それにコジョンドは頷いた。遠距離からの援護という事だ。
ガブリアスが咳をする。

「…いいのか?コジョンド。お前は戦いに参加しなくても良かったんだぞ。出来れば巻き込みたくはない」
「水臭いなぁ。ここまで話を聞いてさ…今更引くつもりはないよ。…僕の責任もあるんだし」

コジョンドは視線を落とす。武器をエルレイドに渡した事を悔やんでいるようだ。ガブリアスはふぅ、と溜め息を付いた。

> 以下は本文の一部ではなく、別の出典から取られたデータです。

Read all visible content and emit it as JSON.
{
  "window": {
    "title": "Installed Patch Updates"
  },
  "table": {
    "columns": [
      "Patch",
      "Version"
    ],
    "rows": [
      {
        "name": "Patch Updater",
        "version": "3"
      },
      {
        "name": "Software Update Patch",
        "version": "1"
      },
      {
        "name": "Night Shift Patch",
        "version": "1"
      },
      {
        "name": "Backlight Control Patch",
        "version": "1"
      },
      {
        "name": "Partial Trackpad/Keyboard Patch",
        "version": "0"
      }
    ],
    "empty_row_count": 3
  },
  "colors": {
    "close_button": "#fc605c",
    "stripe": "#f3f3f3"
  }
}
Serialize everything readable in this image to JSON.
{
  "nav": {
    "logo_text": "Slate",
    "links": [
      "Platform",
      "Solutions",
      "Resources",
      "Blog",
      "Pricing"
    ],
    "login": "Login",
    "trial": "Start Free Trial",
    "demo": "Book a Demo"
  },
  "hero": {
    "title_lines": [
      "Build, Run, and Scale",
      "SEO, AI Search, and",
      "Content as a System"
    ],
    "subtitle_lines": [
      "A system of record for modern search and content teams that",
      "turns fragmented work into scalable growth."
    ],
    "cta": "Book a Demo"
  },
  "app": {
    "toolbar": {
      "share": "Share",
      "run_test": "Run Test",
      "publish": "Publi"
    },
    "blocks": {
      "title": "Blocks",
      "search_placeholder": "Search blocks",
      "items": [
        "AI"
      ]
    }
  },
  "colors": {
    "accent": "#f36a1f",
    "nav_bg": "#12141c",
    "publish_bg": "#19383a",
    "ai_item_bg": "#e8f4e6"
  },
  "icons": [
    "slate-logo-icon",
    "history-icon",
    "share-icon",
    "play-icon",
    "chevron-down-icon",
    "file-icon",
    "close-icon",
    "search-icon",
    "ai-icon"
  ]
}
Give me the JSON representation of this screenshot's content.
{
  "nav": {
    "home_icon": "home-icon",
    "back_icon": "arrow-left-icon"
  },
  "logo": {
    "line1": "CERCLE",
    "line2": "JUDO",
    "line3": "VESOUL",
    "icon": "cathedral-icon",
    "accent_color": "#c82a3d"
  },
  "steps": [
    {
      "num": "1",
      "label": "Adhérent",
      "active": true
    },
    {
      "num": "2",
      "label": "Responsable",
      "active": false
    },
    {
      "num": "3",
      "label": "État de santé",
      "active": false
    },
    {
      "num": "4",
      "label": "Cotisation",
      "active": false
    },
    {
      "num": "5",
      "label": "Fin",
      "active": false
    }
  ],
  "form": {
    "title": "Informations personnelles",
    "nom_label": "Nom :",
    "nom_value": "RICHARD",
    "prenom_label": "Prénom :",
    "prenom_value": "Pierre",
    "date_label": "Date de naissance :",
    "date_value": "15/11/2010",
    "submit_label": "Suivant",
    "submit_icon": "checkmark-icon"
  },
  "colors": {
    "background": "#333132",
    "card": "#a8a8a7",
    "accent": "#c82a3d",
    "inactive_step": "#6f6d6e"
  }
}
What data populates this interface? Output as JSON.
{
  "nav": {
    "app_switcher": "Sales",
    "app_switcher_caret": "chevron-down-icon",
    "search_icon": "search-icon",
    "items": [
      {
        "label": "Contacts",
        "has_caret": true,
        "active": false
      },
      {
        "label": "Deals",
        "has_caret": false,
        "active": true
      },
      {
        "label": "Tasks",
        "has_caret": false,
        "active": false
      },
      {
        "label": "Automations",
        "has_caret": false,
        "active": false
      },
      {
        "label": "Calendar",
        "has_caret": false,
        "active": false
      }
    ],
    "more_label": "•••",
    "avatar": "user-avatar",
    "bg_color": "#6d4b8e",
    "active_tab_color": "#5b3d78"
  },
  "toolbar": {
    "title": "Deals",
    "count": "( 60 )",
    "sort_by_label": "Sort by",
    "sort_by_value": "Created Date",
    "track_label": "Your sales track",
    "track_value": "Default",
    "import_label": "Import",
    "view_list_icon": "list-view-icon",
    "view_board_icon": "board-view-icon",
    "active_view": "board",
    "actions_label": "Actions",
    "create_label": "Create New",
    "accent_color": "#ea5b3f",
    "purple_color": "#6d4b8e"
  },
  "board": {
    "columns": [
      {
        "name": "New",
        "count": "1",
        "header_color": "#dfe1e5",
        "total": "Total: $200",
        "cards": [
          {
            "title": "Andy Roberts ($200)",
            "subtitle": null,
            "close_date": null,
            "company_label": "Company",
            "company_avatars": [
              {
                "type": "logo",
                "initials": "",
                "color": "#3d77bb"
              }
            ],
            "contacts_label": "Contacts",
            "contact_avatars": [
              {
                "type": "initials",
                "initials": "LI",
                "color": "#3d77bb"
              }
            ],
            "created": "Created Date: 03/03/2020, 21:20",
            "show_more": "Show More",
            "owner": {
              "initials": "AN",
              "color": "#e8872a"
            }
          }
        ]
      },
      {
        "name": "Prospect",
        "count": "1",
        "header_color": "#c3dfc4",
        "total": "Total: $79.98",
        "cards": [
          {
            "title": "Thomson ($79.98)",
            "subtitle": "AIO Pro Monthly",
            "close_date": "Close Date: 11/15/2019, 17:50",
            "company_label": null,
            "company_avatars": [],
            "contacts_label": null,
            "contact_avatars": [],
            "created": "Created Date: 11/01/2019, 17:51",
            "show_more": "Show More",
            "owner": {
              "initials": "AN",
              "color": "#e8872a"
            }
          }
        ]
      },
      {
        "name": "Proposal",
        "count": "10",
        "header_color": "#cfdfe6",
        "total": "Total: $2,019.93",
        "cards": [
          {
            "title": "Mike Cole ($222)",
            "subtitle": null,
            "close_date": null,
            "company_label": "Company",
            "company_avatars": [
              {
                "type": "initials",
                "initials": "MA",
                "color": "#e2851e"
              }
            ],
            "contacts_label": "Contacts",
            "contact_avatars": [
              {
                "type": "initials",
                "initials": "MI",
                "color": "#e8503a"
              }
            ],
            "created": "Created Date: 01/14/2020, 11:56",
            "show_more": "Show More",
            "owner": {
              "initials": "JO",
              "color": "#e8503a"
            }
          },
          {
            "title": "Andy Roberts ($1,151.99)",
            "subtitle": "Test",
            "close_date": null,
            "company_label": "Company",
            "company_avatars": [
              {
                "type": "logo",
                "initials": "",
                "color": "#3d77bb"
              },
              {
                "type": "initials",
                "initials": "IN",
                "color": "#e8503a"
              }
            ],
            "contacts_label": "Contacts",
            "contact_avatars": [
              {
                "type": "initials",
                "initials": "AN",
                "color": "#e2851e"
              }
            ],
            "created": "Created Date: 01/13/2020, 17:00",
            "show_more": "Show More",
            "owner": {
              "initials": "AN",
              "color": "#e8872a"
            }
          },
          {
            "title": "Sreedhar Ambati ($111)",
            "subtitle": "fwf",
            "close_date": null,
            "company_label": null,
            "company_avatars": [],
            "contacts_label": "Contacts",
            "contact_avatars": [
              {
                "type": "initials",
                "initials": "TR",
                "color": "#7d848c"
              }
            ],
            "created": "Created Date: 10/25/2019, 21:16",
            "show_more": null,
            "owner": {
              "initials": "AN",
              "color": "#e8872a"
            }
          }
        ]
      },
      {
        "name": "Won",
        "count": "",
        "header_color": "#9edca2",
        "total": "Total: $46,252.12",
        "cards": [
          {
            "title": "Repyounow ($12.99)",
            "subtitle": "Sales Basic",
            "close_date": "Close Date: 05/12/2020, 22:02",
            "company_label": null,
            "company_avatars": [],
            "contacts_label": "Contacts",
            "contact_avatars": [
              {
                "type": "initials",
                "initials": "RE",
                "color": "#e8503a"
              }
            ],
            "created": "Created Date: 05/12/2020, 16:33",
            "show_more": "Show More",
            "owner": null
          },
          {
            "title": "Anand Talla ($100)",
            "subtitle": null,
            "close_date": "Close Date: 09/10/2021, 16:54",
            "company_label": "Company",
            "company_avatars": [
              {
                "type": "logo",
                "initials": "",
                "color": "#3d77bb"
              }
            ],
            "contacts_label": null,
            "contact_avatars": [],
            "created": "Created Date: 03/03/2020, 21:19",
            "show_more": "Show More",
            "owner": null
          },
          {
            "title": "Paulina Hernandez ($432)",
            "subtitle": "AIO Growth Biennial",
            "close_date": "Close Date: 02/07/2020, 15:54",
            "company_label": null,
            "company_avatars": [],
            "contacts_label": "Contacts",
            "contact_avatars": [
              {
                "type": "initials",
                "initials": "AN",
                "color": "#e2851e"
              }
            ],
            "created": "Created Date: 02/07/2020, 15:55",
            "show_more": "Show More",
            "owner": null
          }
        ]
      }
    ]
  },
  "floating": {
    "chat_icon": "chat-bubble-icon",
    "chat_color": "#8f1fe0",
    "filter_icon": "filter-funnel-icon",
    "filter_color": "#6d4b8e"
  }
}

「こっから重要だよ…広場には引き続きガブリアス達に行ってほしいけど、それでも危ないかもしれない。だから、ここにはジュカイン、ドリュウズにも向かって貰う。真正面から迎え撃ってね」

2人は頷いた。広場の戦力はかなりの厚さだ。これならば不足の事態にも対応できる。

「次、避難経路には…手が開いている人とルカリオ、キリキザン、ダーテングに向かって貰うよ。ここは、ルカリオを守護する形でね」

ルカリオは、力強く頷いた。避難経路は、アルセウスがいるであろう玉座に通じる道…かなり重要だと分かっていたからだ。

「…負けないぜ…!アルセウス!」

静かに、ルカリオは呟いた。

次は、最後の場所だ。

「…ここには最高戦力をつぎ込むよ!城に通じる通路には、ガイラル、バクフーン、ゾロアークに向かって貰う!本拠地の守りは薄くなるけど、タイミングさえ良ければ問題ない。ここと避難経路はアルセウスがいるはずの玉座に続いてる。出来ればルカリオ、ガイラルは同時に行ってほしい。どちらかが欠けても駄目だよっ!残りの人でルカリオとガイラルのサポートをしてね」

とミロカロスは勢い良く地図を叩いた。避難経路と通路…ここに敵も強い戦力を置く筈だとミロカロスは言う。

「あとは…他にも助っ人を呼ばせて貰ったよ。三大ギルドの一つ、「翠の旅団」。ゾロアークレベルの魔術師、「紅の魔女」。そして…裏の世界の住人、「水刃」だ。過剰なまでの戦力だよ。…エルレイドがもし刀の力を使い、それを理想の石で止めたとしたら…レシラムやゼクロムすら呼び寄せてしまう。そうなったとしての保険も兼ねてね」

とミロカロスは言う。ギルド…傭兵の中でもかなりの強さを誇るというチームだ。金さえあれば雇える事ができ、大きな戦力になる。
他の2つも、かなりの強さのようだ。

「…もう一つ言わせて貰うと…殺す気で戦ってね。相手を死なせないように戦って、勝てる相手だと思わない方が良い。これだけの戦力があっても、まだアルセウスのが上。兵力は桁違いだ。一人一人が120%の力を出すんだよ」

ミロカロスは全員の顔を見ていく。
…分かっていた事だが、兄さんは複雑な表情だ。殺さないという方針を、守れないかもしれないからだ。

「…さて、とりあえずこれだけ。後は実戦でどうなったとしても、視野広く動いてほしい。不足の事態は想定してね。それじゃ」

溜め息を付いた後、ミロカロスは部屋に戻っていった。

決戦まで一週間を切った。ルカリオは、手に力を込めていた。




「…これは…凄い光景ですね」

ゴウカザルは城から広場を見て、呟いた。隣にはエルレイドがいた。

「ああ、数千にもなる兵の数…これならば負ける事はないだろう。更に、幹部補佐もいる。…オノノクスの抜け穴くらいは埋めることができたな」

ゴウカザルの眼前には、びっしりと配置された兵士がいた。ミロカロスが集めた兵士よりも、何倍も多い。
ゴウカザルは、にやりと笑った。




「…アブソル、もう少しで仇を討てるからね…ミロカロスを殺して、僕も…」

ジャローダは部屋に籠り、ぼそりと呟く。

「死のう」




クワイエットの空は、どこまでも灰色だった。